Friday, March 16, 2012

The Beginner´s Best Musical Tool



No, it´s not your guitar. It´s not your guitar mags.  It´s not scales or modes, great as they are. It´s not even music theory. What is this magical tool then, you´ll be asking?  And how am I supposed to be able to afford it?


The guitarist´s best tool!
Here´s the good news.
It´s cheap.
It´s widely available.
It´s the simple cotton bud.



Come again?



The cotton bud! 
Because the first thing a musician has to do is clean out his or her ears!


Your ears are essential for the simplest of reasons (the amazing Evelyn Glennie excepted).
If you can´t hear it, you can´t play it. 


But by "hearing" I mean every, single note.

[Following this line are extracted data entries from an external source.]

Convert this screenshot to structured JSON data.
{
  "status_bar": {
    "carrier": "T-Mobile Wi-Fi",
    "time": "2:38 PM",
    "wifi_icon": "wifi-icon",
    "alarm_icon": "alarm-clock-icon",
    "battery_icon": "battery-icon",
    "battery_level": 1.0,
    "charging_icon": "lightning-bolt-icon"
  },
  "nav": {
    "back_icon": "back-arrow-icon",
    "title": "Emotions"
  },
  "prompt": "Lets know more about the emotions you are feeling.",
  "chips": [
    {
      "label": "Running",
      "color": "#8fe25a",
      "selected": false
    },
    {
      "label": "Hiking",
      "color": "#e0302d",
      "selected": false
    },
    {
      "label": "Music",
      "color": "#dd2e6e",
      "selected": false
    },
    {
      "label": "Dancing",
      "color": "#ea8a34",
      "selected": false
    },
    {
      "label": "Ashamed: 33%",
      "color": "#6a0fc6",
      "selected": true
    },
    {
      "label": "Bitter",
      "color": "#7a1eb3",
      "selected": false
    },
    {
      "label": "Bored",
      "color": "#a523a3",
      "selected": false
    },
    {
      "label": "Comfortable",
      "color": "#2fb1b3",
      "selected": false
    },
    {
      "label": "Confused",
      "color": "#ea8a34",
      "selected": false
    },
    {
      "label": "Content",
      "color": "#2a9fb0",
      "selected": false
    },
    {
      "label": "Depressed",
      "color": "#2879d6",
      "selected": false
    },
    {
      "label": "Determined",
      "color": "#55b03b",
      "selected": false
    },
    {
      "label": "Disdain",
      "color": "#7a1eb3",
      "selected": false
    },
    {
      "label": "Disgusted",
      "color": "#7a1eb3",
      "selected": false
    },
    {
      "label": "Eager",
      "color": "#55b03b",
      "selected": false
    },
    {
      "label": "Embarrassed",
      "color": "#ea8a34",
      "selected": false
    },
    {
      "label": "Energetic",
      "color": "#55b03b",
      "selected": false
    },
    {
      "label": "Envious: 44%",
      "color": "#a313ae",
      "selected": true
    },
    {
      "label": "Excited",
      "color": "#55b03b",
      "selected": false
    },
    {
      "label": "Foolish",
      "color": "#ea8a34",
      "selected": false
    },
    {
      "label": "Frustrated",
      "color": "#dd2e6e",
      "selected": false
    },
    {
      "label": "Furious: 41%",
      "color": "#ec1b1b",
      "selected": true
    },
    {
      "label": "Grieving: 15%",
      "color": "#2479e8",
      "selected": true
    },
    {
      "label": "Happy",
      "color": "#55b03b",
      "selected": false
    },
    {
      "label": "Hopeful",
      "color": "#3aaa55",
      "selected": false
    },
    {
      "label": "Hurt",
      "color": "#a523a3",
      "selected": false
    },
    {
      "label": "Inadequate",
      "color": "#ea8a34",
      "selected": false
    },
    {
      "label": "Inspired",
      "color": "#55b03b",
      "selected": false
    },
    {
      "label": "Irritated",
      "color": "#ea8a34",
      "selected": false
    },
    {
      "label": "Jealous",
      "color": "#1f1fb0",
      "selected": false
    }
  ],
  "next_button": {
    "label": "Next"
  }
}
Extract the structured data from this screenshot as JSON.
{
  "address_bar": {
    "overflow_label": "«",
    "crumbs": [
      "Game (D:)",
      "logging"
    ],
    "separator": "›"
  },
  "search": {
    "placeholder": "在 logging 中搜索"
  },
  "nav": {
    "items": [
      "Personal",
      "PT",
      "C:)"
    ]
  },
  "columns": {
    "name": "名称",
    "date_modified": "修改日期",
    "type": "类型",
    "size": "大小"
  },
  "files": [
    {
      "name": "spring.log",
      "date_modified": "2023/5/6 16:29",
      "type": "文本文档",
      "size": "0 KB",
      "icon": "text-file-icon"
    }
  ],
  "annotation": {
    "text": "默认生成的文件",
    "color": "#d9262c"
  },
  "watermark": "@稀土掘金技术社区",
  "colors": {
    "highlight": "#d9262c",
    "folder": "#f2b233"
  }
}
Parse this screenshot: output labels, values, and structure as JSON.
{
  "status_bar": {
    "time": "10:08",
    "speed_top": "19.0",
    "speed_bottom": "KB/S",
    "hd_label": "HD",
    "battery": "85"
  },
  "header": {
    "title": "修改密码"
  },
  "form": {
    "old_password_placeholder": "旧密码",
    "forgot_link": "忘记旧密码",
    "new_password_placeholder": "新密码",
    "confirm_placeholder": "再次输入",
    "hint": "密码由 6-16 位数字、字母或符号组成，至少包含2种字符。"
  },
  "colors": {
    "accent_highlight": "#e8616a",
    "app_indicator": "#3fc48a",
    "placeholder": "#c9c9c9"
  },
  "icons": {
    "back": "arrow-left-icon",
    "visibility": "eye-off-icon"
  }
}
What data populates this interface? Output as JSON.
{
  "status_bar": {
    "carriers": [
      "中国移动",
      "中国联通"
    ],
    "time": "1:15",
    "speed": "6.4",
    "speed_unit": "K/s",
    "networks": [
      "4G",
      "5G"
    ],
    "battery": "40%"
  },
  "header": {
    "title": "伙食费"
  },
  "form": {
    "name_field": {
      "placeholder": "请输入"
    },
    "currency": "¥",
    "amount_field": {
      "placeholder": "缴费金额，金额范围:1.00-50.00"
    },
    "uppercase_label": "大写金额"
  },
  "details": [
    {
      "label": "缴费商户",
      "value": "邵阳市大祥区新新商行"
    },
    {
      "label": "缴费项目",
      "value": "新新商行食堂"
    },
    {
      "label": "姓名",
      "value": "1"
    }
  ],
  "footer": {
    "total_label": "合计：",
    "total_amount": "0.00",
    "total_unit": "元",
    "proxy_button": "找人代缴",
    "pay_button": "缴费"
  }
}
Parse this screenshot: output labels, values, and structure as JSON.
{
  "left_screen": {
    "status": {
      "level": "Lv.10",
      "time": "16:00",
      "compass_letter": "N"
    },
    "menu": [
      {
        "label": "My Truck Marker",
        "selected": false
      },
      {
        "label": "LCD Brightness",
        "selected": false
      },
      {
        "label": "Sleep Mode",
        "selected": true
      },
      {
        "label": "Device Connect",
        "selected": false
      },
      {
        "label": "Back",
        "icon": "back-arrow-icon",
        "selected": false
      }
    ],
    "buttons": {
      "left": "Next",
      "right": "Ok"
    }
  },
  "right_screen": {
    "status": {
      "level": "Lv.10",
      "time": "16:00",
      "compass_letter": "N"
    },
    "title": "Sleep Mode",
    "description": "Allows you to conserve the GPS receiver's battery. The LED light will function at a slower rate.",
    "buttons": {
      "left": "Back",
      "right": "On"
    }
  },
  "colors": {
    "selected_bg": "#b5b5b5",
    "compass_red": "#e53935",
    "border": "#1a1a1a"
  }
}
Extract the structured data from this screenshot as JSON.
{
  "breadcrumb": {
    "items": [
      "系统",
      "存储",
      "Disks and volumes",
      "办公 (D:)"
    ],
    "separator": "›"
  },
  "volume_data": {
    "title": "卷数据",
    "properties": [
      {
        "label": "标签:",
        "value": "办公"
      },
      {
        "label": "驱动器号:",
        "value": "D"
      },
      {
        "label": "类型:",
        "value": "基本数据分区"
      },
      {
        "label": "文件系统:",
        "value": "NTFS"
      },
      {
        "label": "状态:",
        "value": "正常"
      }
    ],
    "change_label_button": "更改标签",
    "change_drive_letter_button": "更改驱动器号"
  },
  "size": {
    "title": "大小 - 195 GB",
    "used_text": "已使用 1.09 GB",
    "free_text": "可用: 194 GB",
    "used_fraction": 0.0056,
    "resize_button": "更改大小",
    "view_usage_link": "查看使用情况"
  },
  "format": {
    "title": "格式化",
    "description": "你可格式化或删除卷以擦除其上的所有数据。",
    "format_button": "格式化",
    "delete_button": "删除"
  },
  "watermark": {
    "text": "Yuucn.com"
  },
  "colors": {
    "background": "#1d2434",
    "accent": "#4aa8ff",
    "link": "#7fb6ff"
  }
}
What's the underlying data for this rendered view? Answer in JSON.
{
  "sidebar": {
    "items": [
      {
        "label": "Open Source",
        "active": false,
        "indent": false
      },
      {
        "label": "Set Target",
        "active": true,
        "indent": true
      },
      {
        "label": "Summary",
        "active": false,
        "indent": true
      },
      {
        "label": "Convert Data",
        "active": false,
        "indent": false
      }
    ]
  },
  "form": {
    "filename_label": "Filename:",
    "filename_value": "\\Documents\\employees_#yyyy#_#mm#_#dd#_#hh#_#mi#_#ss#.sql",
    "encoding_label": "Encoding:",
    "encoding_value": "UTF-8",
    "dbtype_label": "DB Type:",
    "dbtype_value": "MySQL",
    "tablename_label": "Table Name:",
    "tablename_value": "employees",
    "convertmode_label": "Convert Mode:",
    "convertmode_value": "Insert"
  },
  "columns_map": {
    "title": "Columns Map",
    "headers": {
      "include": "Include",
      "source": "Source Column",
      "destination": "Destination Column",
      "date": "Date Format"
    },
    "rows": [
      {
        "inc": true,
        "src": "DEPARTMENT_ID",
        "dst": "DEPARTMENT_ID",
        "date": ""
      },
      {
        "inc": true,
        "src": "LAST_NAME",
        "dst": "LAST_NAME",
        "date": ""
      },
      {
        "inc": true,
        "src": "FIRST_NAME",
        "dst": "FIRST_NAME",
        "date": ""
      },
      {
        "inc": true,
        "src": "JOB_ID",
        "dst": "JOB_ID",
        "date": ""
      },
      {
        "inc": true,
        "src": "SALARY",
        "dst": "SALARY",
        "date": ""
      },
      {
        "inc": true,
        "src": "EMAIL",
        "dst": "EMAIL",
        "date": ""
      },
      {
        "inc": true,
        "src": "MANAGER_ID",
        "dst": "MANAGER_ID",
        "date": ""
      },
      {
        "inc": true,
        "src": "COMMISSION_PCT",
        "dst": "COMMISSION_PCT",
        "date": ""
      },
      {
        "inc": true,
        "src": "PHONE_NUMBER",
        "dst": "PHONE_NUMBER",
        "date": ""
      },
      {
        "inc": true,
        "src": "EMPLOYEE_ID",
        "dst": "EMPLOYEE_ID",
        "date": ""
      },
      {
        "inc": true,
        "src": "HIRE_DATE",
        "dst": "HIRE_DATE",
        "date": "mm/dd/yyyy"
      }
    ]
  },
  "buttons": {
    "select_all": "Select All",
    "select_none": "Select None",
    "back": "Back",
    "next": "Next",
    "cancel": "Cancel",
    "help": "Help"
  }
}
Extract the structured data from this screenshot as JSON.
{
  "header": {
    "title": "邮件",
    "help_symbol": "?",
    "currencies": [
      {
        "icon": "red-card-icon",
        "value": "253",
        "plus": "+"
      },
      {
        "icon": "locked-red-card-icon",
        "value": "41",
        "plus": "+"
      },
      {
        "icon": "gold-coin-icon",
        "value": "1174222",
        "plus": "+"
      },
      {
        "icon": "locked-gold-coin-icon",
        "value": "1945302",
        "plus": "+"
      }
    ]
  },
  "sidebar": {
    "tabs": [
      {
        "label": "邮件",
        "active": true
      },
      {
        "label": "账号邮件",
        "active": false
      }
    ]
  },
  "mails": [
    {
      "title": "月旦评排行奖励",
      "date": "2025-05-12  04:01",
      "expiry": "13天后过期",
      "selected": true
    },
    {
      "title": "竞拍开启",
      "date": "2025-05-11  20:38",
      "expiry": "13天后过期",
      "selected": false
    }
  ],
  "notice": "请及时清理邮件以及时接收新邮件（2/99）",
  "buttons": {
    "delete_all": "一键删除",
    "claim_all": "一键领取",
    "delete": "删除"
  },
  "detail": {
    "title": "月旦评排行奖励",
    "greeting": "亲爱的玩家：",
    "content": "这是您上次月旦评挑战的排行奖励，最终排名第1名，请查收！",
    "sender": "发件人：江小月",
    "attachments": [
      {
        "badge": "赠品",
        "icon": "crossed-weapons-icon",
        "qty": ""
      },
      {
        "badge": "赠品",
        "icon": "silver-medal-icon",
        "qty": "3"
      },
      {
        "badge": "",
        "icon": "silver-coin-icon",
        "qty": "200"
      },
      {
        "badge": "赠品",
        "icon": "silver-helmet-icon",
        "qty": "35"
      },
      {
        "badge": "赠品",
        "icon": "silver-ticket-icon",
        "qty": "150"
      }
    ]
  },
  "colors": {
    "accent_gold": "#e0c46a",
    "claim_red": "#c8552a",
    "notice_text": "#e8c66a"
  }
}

I so got what it takes to rock!


Think of the many songs you can sing along to with ease.  Most people can do this.  But can you hear each individual note exactly as it was sung on the recording? Most people can´t.  If you can, keep it up, because it's the most important thing you´ll ever do in your musical life.



Let me explain.


Our ears are very limited when it comes to hearing multiple musical strands all at once. Our ears like to focus on the main thing, like the melody or the guitar solo. Everything else in the given piece of music becomes the background. 

Yet the background is every bit as important as the melody, sometimes even more so.



Imagine you´re sitting in a noisy pub having a conversation with a friend. People are shouting in the background, the jukebox is playing and maybe somebody´s practicing some impromptu cosmetic surgery with a broken bottle without the luxury of anaesthetic.

But you're focused on what you're friend is saying and the noise in the background just adds to the atmosphere.  If the pub was empty, you´d probably go somewhere else.  And if someone shouted your name (or “duck"!) you´d turn around to see who it was. Or duck.


No, I said you were a DUCKING duck,
clean your ears out, will you?


Now let's “put this to music” and see what's happening. The melody - your friend´s conversation - is the most prominent part of the music and the backing is the atmosphere.

Simply put, without the atmosphere, melody doesn't say very much. And if something in the music jumps out at you from the speakers (like “somebody phone the polis!") your ears decide that this is the most important thing.

Why? 

Because it's louder and takes precedence over anything else in the music at that moment. That´s how your ears work and this is very unhelpful if you want to be a musician.



What d´ya mean, my arse is perfectly clean!



My advice is not to spend hours practicing scale shapes all over the fingerboard if you can't make music with the ones that you already know.

And guitar magazines, however helpful, usually condense a year´s study onto one page and give the impression you should learn it all in a week.  They also force feed the idea that the best technique is the fastest.  This is rubbish. Tone, vibrato, string bending and note choice are the most important factors in playing great guitar.


To be a musician, you have to hear everything. 




Hear,  I said!  Get yourself a packet of cotton buds, for chrissake´s!

You have to HEAR ALL THE SOUND.  So do the following:

  • Listen to as many great players as possible and absorb ALL their sounds
  • Hum guitar parts - licks, melodies, solos and fills, etc., as accurately as possible till you recognise ALL the kinds of sounds players make
  • Listen to how guitarists play notes then bend them, or make them wobble (vibrato)
  • Train your ears by listening until you can mimic ALL the sounds you hear

Do this and you´ll definitely be... a budding guitarist!